Wild Turkey Bourbon Visitors Center

Courtesy De Leon + Primmer

Wild Turkey Bourbon Visitors Center
Designer: De Leon & Primmer Architecture Workshop
Client: Wild Turkey Bourbon
Location: Lawrenceburg, Kentucky
Completion: 2013

Bourbon might be hundreds of years old, but America’s original spirit is looking younger with age. Taking cues from local craft and the surrounding landscape, Louisville-based De Leon & Primmer Architecture Workshop has designed a new $4 million visitors center for the Wild Turkey distillery in Lawrenceburg, Kentucky. Situated atop a bluff overlooking the meandering Kentucky River, the visitors center’s simple barn form is first seen through an entry sequence that gradually reveals the complexity of the project’s detailing.

The facade and roof is wrapped with stained cedar siding arranged in a chevron pattern, creating a rich texture against the building’s simple form. “The design concept is inspired by local building, material, and craft precedents specific to the region and the Wild Turkey Bourbon brand,” the architects said of the project in a statement. “By alluding to these conceptual precedents in an abstract manner, the visitors center design presents a building that is simultaneously familiar and new—bridging tradition and modernity.”

 
 

At the eastern end of the visitors center, the cedar panels are pulled apart to expose the interior and serve as a sunscreen for event spaces and tasting rooms. At night, the porous quality of the latticework allows it to glow like a lantern in the heavily forested area.

Inside, a palette of contrasting dark and light colors and textures familiar in the bourbon-making process combine with sleek new materials to reinforce the combination of old and new.

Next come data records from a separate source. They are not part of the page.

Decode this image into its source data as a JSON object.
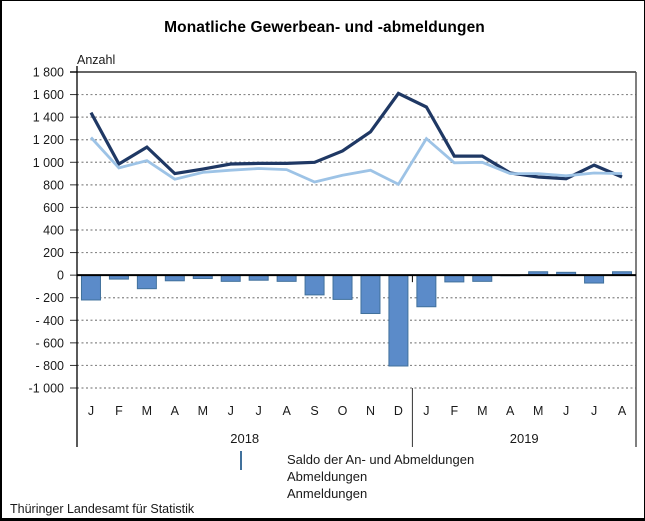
{
  "title": "Monatliche Gewerbean- und -abmeldungen",
  "footer": "Thüringer Landesamt für Statistik",
  "colors": {
    "bar_fill": "#5b8bc9",
    "bar_border": "#41719c",
    "abmeldungen_line": "#1f3864",
    "anmeldungen_line": "#9dc3e6",
    "grid": "#888888",
    "axis": "#000000",
    "plot_top_border": "#666666"
  },
  "chart_data": {
    "type": "combo-bar-line",
    "title": "Monatliche Gewerbean- und -abmeldungen",
    "ylabel": "Anzahl",
    "xlabel": "",
    "ylim": [
      -1000,
      1800
    ],
    "ytick_step": 200,
    "grid": "horizontal-dashed",
    "legend_position": "bottom-center",
    "categories": [
      "J",
      "F",
      "M",
      "A",
      "M",
      "J",
      "J",
      "A",
      "S",
      "O",
      "N",
      "D",
      "J",
      "F",
      "M",
      "A",
      "M",
      "J",
      "J",
      "A"
    ],
    "year_groups": [
      {
        "label": "2018",
        "span": 12
      },
      {
        "label": "2019",
        "span": 8
      }
    ],
    "ytick_values": [
      1800,
      1600,
      1400,
      1200,
      1000,
      800,
      600,
      400,
      200,
      0,
      -200,
      -400,
      -600,
      -800,
      -1000
    ],
    "ytick_labels": [
      "1 800",
      "1 600",
      "1 400",
      "1 200",
      "1 000",
      "800",
      "600",
      "400",
      "200",
      "0",
      "- 200",
      "- 400",
      "- 600",
      "- 800",
      "-1 000"
    ],
    "series": [
      {
        "name": "Saldo der An- und Abmeldungen",
        "type": "bar",
        "color": "#5b8bc9",
        "border_color": "#41719c",
        "values": [
          -220,
          -35,
          -120,
          -50,
          -30,
          -55,
          -45,
          -55,
          -175,
          -215,
          -340,
          -805,
          -280,
          -60,
          -55,
          -5,
          30,
          25,
          -70,
          30
        ]
      },
      {
        "name": "Abmeldungen",
        "type": "line",
        "color": "#1f3864",
        "values": [
          1440,
          985,
          1135,
          900,
          940,
          985,
          990,
          990,
          1000,
          1100,
          1270,
          1610,
          1490,
          1055,
          1055,
          905,
          870,
          855,
          975,
          870
        ]
      },
      {
        "name": "Anmeldungen",
        "type": "line",
        "color": "#9dc3e6",
        "values": [
          1220,
          950,
          1015,
          850,
          910,
          930,
          945,
          935,
          825,
          885,
          930,
          805,
          1210,
          995,
          1000,
          900,
          900,
          880,
          905,
          900
        ]
      }
    ]
  }
}
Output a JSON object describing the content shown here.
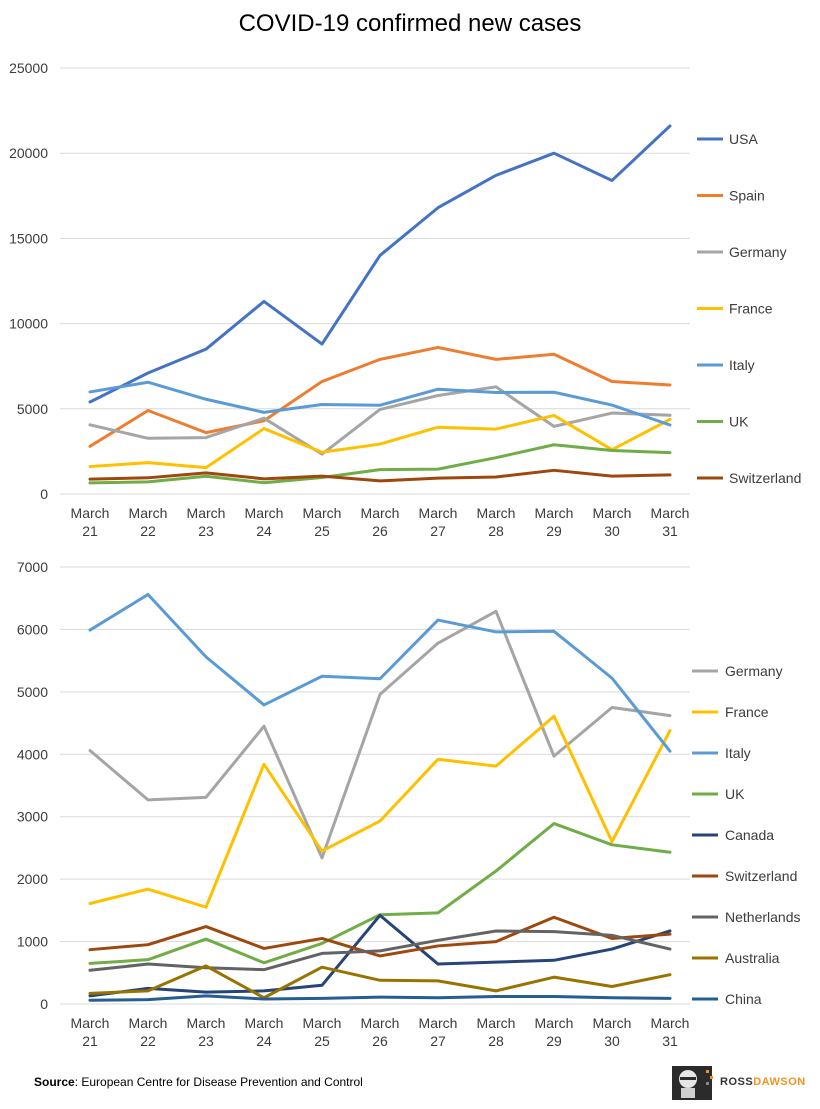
{
  "title": "COVID-19 confirmed new cases",
  "source": {
    "label": "Source",
    "text": ": European Centre for Disease Prevention and Control"
  },
  "brand": {
    "part1": "ROSS",
    "part2": "DAWSON"
  },
  "chart_data": [
    {
      "type": "line",
      "title": "COVID-19 confirmed new cases",
      "categories": [
        [
          "March",
          "21"
        ],
        [
          "March",
          "22"
        ],
        [
          "March",
          "23"
        ],
        [
          "March",
          "24"
        ],
        [
          "March",
          "25"
        ],
        [
          "March",
          "26"
        ],
        [
          "March",
          "27"
        ],
        [
          "March",
          "28"
        ],
        [
          "March",
          "29"
        ],
        [
          "March",
          "30"
        ],
        [
          "March",
          "31"
        ]
      ],
      "ylim": [
        0,
        25000
      ],
      "yticks": [
        0,
        5000,
        10000,
        15000,
        20000,
        25000
      ],
      "grid": true,
      "legend": "right",
      "series": [
        {
          "name": "USA",
          "color": "#4472c4",
          "values": [
            5400,
            7100,
            8500,
            11300,
            8800,
            14000,
            16800,
            18700,
            20000,
            18400,
            21600
          ]
        },
        {
          "name": "Spain",
          "color": "#ed7d31",
          "values": [
            2800,
            4900,
            3600,
            4300,
            6600,
            7900,
            8600,
            7900,
            8200,
            6600,
            6400
          ]
        },
        {
          "name": "Germany",
          "color": "#a5a5a5",
          "values": [
            4060,
            3270,
            3310,
            4450,
            2340,
            4960,
            5780,
            6290,
            3970,
            4750,
            4620
          ]
        },
        {
          "name": "France",
          "color": "#ffc000",
          "values": [
            1610,
            1840,
            1550,
            3840,
            2450,
            2930,
            3920,
            3810,
            4610,
            2600,
            4380
          ]
        },
        {
          "name": "Italy",
          "color": "#5b9bd5",
          "values": [
            5990,
            6560,
            5560,
            4790,
            5250,
            5210,
            6150,
            5960,
            5970,
            5220,
            4050
          ]
        },
        {
          "name": "UK",
          "color": "#70ad47",
          "values": [
            650,
            710,
            1040,
            660,
            970,
            1430,
            1460,
            2130,
            2890,
            2550,
            2430
          ]
        },
        {
          "name": "Switzerland",
          "color": "#9e480e",
          "values": [
            870,
            950,
            1240,
            890,
            1050,
            770,
            930,
            1000,
            1390,
            1050,
            1120
          ]
        }
      ]
    },
    {
      "type": "line",
      "categories": [
        [
          "March",
          "21"
        ],
        [
          "March",
          "22"
        ],
        [
          "March",
          "23"
        ],
        [
          "March",
          "24"
        ],
        [
          "March",
          "25"
        ],
        [
          "March",
          "26"
        ],
        [
          "March",
          "27"
        ],
        [
          "March",
          "28"
        ],
        [
          "March",
          "29"
        ],
        [
          "March",
          "30"
        ],
        [
          "March",
          "31"
        ]
      ],
      "ylim": [
        0,
        7000
      ],
      "yticks": [
        0,
        1000,
        2000,
        3000,
        4000,
        5000,
        6000,
        7000
      ],
      "grid": true,
      "legend": "right",
      "series": [
        {
          "name": "Germany",
          "color": "#a5a5a5",
          "values": [
            4060,
            3270,
            3310,
            4450,
            2340,
            4960,
            5780,
            6290,
            3970,
            4750,
            4620
          ]
        },
        {
          "name": "France",
          "color": "#ffc000",
          "values": [
            1610,
            1840,
            1550,
            3840,
            2450,
            2930,
            3920,
            3810,
            4610,
            2600,
            4380
          ]
        },
        {
          "name": "Italy",
          "color": "#5b9bd5",
          "values": [
            5990,
            6560,
            5560,
            4790,
            5250,
            5210,
            6150,
            5960,
            5970,
            5220,
            4050
          ]
        },
        {
          "name": "UK",
          "color": "#70ad47",
          "values": [
            650,
            710,
            1040,
            660,
            970,
            1430,
            1460,
            2130,
            2890,
            2550,
            2430
          ]
        },
        {
          "name": "Canada",
          "color": "#264478",
          "values": [
            130,
            250,
            190,
            210,
            300,
            1420,
            640,
            670,
            700,
            880,
            1170
          ]
        },
        {
          "name": "Switzerland",
          "color": "#9e480e",
          "values": [
            870,
            950,
            1240,
            890,
            1050,
            770,
            930,
            1000,
            1390,
            1050,
            1120
          ]
        },
        {
          "name": "Netherlands",
          "color": "#636363",
          "values": [
            540,
            640,
            580,
            550,
            810,
            850,
            1020,
            1170,
            1160,
            1100,
            880
          ]
        },
        {
          "name": "Australia",
          "color": "#997300",
          "values": [
            170,
            210,
            610,
            100,
            590,
            380,
            370,
            210,
            430,
            280,
            470
          ]
        },
        {
          "name": "China",
          "color": "#255e91",
          "values": [
            60,
            70,
            130,
            80,
            90,
            110,
            100,
            120,
            120,
            100,
            90
          ]
        }
      ]
    }
  ]
}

Reclaimed barn-wood panels of stained and charred oak—recalling the inside of a bourbon barrel—line the reception area contrasted by a bridge-like structure reminiscent of the sturdy racks found inside nearby bourbon warehouses. Ramps crisscross the building, providing for flexible exhibition space and creating moments of drama as visitors move through a grand double-height multipurpose room up to a private tasting room with panoramic views of the river.

The 9,500 square foot project is expected to be complete by the fall of 2013.